Uang palsu tersebut bernilai Rp 22 miliar dan telah diungkap oleh pihak kepolisian Srengseng Jakarta Barat.
Hal itu diungkap oleh Kombes Pol Ade Indradi selaku Kabid Humas Polda Metro Jaya, seperti yang dilansir SketsaNusantara.id dari kanal YouTube KOMPAS TV.
Pihak kepolisian telah berhasil menangkap tiga tersangka sindikat uang palsu senilai Rp 22 miliar di Srengseng Raya, Jakarta Barat.
Tiga orang ini telah membuat, mengedarkan, menyimpan dan menguasai uang palsu senilai Rp 22 miliar.
Barang bukti berupa uang palsu siap edar, alat pembuat/mesin cetak uang,tunta percetakan warna warni serta mesin hitung, juga telah disita kepolisian sebagai bukti.
Kombes Pol Ade Indradi menunjukkan penampakan barang bukti terdiri dari tumpukan uang kertas pecahan Rp 100 ribu dengan nilai keseluruhan Rp 22 miliar.
Terungkapnya uang palsu tersebut merupakan hasil dari informasi masyarakat yang kemudian ditindaklanjuti oleh kepolisian dan akhirnya bisa terungkap
Ketiga tersangka tersebut dijerat dengan pasal 244 dan 245 KUHP dengan ancaman pidana maksimal 12 tahun penjara.
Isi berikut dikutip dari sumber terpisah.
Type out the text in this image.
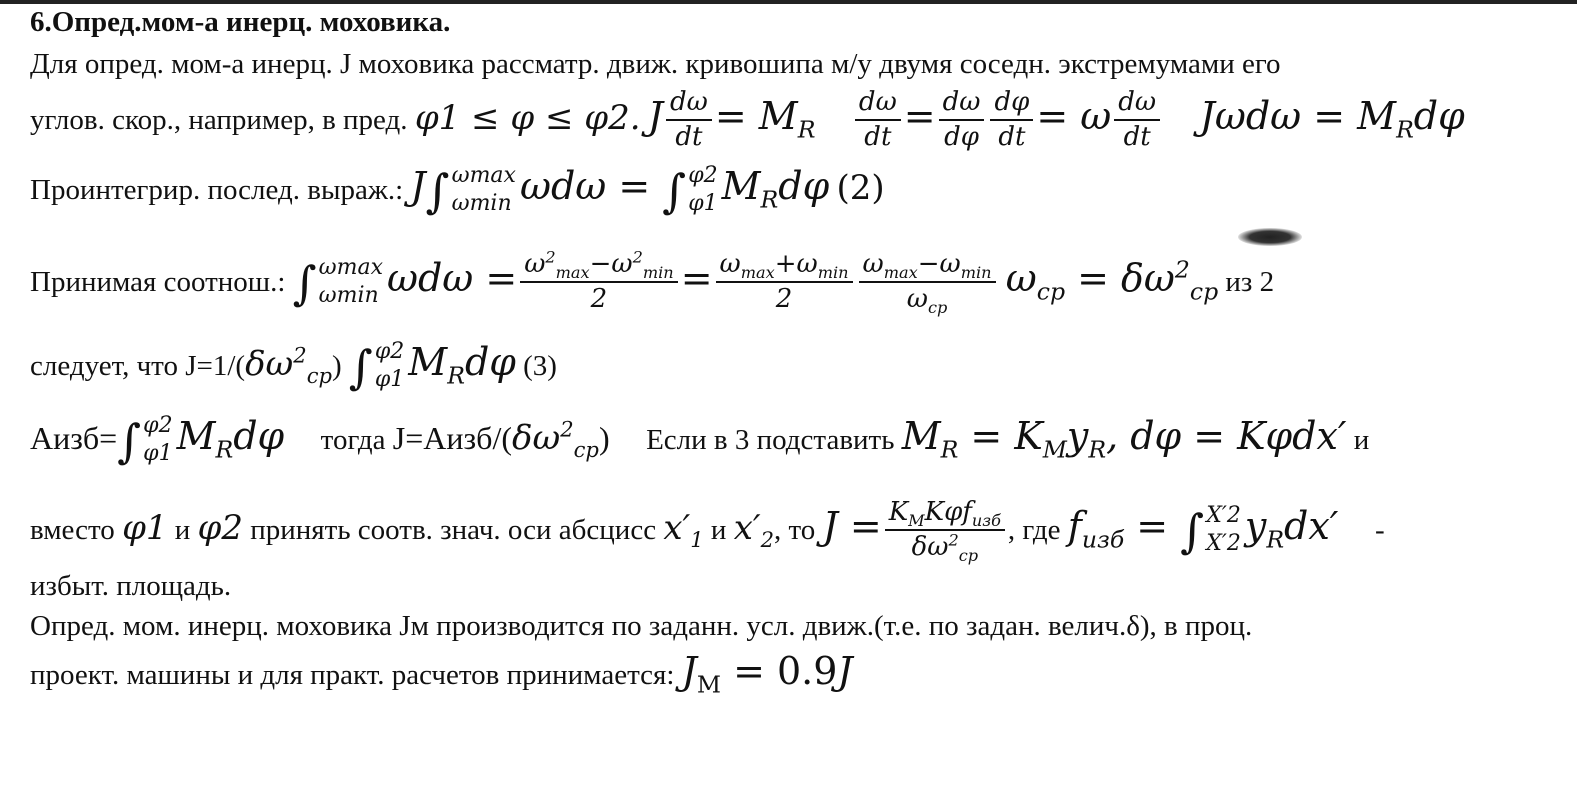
6.Опред.мом-а инерц. моховика.
Для опред. мом-а инерц. J моховика рассматр. движ. кривошипа м/у двумя соседн. экстремумами его
углов. скор., например, в пред. φ1 ≤ φ ≤ φ2. J $\frac{d\omega}{dt} = M_R \frac{d\omega}{dt} = \frac{d\omega}{d\varphi} \frac{d\varphi}{dt} = \omega \frac{d\omega}{dt}$ $J\omega d\omega = M_Rd\varphi$
Проинтегрир. послед. выраж.: J∫ ωmax
ωmin ωdω = ∫ φ2
φ1 $M_Rd\varphi$ (2)
Принимая соотнош.: ∫ ωmax
ωmin $\omega d\omega = \frac{\omega^2_{max}-\omega^2_{min}}{2} = \frac{\omega_{max}+\omega_{min}}{2} \frac{\omega_{max}-\omega_{min}}{\omega_{cp}} \omega_{cp} = \delta\omega^2_{cp}$ из 2
следует, что $J=1/(\delta\omega^2_{cp})$ ∫ φ2
φ1 $M_Rd\varphi$ (3)
Аизб=∫ φ2
φ1 $M_Rd\varphi$ тогда $J=Аизб/(\delta\omega^2_{cp})$ Если в 3 подставить $M_R = K_My_R$, dφ = Kφdx′ и
вместо φ1 и φ2 принять соотв. знач. оси абсцисс $x'_1$ и $x'_2$, то $J = \frac{K_MK\varphi f_{изб}}{\delta\omega^2_{cp}}$ , где $f_{изб}$ = ∫ X′2
X′2 $y_Rdx'$ -
избыт. площадь.
Опред. мом. инерц. моховика Jм производится по заданн. усл. движ.(т.е. по задан. велич.δ), в проц.
проект. машины и для практ. расчетов принимается: $J_M = 0.9J$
Lokasi penangkapan ketiga tersangka tersebut sekaligus lokasi diambilnya barang bukti ada di kantor angkutan publik Umar Yadi di Srengseng Raya no.3 RT 01, RW 08, Srengseng Kembangan, Jakarta Barat.
Ketiga tersangka dengan inisial M yang merupakan pegawai swasta asal Cirebon, YS seorang buruh harian lepas asal Sukabumi dan ketiga adalah FF yang bekerja sebagai pegawai swasta asal Surabaya.
Polisi mengungkap bahwa uang palsu tersebut ternyata belum sempat beredar sehingga pihak kepolisian juga mengingatkan agar masyarakat waspada terhadap peredaran uang palsu.